= Conservation genomics =

Conservation Genomics is the use of genomic study to aide in the preservation and viability of different and diverse organisms and populations. Genomics can be utilized in order to classify or argue diversity, hybridization, and history as well as identity different and similar species. Genomics can evaluate how these measures relate to effective population size as well as other ideas under the umbrella of conservation genetics, and overall biological conservation. Genomic analysis can evaluate the extent to which alleles at certain loci interact with one and other to display nuanced ways which the genome may be intertwined.

== Genetic diversity ==
Genetic diversity is a measure of the number of different alleles or combinations of alleles present in a population. This may be measured by the amount of heterozygosity measured compared to the expected amount of heterozygosity predicted by Hardy-Weinberg Equilibrium. Evaluating genetic diversity in the genomes of populations can inform us about levels of biodiversity and allele frequencies. Genetics play a large role in the extinction of species and understanding how certain alleles accumulate and interact at the genome level is crucial to the preservation of those species.

== Heterozygosity ==
One of the most important measures of genomic health is the ratio of expected heterozygosity to measured heterozygosity. Generally, an individual or species with more heterozygous alleles have a higher chance of survival. This is known as heterosis. Low levels of heterozygosity is a sign of possible concern for a species or organism. Evaluating the genomes of organisms that exist in an endangered species or population segment can provide insight to the severity of their endangerment. This method can be used to classify and rank species as well.

== Linkage disequilibrium ==
Linkage disequilibrium is a concept that defines the non-random association between two alleles at different loci in the genome. Measures of linkage disequilibrium are useful tools for gene and genome mapping. A linkage between two genes may be due to their positions relative to each other in the genome or it may be due to selection acting to favor certain combinations of alleles. On a genomic scale, linkage disequilibrium plays a large analytical role. The term linkage disequilibrium concedes that there may also be a disruption or lack of linkage between two alleles. Any sort of deviation from the expected linkage between two alleles is considered linkage disequilibrium. In the age of genetic analysis in the use of conservation, understanding how alleles interact with each other is imperative to understanding how genomic diversity, and conservation of such, can be aided.

== Applications ==
Genomics and genomic analysis provide a bigger picture explanation of aggregate smaller genetic evaluations. Different relationships and reasoning can be drawn from the data presented by genomics than compared to that data that can be drawn from genetics. Genomics is beginning its use in the field of invasive species where it is thought that understanding how genomes drive invasive processes can help better protect native species from their devastating effects. These studies are aimed at tackling the major issue of habitat damage and disrupted ecosystems that invasive species have caused.

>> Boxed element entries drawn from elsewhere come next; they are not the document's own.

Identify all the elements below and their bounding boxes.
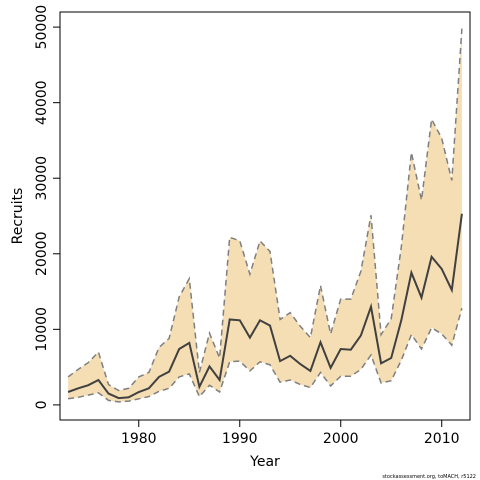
series-lines-layer bbox=[67, 28, 463, 403]
y-tick-label: 30000 bbox=[34, 156, 50, 201]
estimate-line bbox=[67, 213, 463, 400]
y-tick-label: 50000 bbox=[34, 5, 50, 50]
plot-frame bbox=[59, 11, 471, 421]
x-tick-label: 1980 bbox=[121, 431, 157, 447]
y-tick-label: 20000 bbox=[34, 232, 50, 277]
x-axis: 1980 1990 2000 2010 bbox=[121, 420, 460, 447]
x-tick-label: 2000 bbox=[323, 431, 359, 447]
y-axis-title: Recruits bbox=[10, 188, 26, 245]
x-axis-title: Year bbox=[249, 454, 280, 470]
confidence-band bbox=[68, 28, 462, 402]
y-tick-label: 0 bbox=[34, 400, 50, 409]
y-axis: 0 10000 20000 30000 40000 50000 bbox=[34, 5, 60, 409]
upper-bound-line bbox=[67, 28, 463, 392]
credit-text: stockassessment.org, toMACH, r5122 bbox=[382, 474, 476, 480]
x-tick-label: 2010 bbox=[424, 431, 460, 447]
y-tick-label: 10000 bbox=[34, 307, 50, 352]
confidence-band-layer bbox=[68, 28, 462, 402]
y-tick-label: 40000 bbox=[34, 80, 50, 125]
x-tick-label: 1990 bbox=[222, 431, 258, 447]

Under historical contexts, understanding genomic analysis can teach us much about patterns and effects of natural processes. Historical genomic evaluations have been performed on animals like Hominids, and even diseases like Multiple Sclerosis and the Black Death in order to determine their origins and evolutionary histories. In the case of diseases this information is often used in eradication efforts, as it would be used with invasive species. However, this data can be used in the preservation of species as well. Understanding the history of the genomics in a population is an important step in making decisions about how to correctly interpret and apply genomic analysis for conservation today.

In conservational contexts specifically, genomics can be used to research and understand how the relationships amongst the factors listed above affect an organism's fitness. The study of organisms through a genomic lens can lead to knowledge about their history that can be applied today.

=== Hybridization ===
Hybridization practices, as they become a larger player in conservation may be impacted by genomic research. Hybridization can create entirely new allelic relationships and disequilibria. Understanding these factors is important in the interests of effective conservation efforts. Furthermore, studying these new relationships in hybrids can continue to provide insight in the efforts to conserve species. Hybridization still has many critics and has been shown to cause reduced fitness amongst natural populations. There are still many questions about the consequences of hybridization on evolution and genetic health of species. Genomic studies may help to draw conclusions about new allelic relationships and how they may effect the outcomes for those species.

== Current landscape ==
The current landscape of conservation genomics is still in its infancy. New ways to apply and understand genomics for the use of conservation are arising, and there is much thought that the understanding of gene interactions plays an important role in conservation. Currently, despite genomics being valuable to the conservation sphere, there is not enough of a connection between the researchers who study it and those with the means to apply it.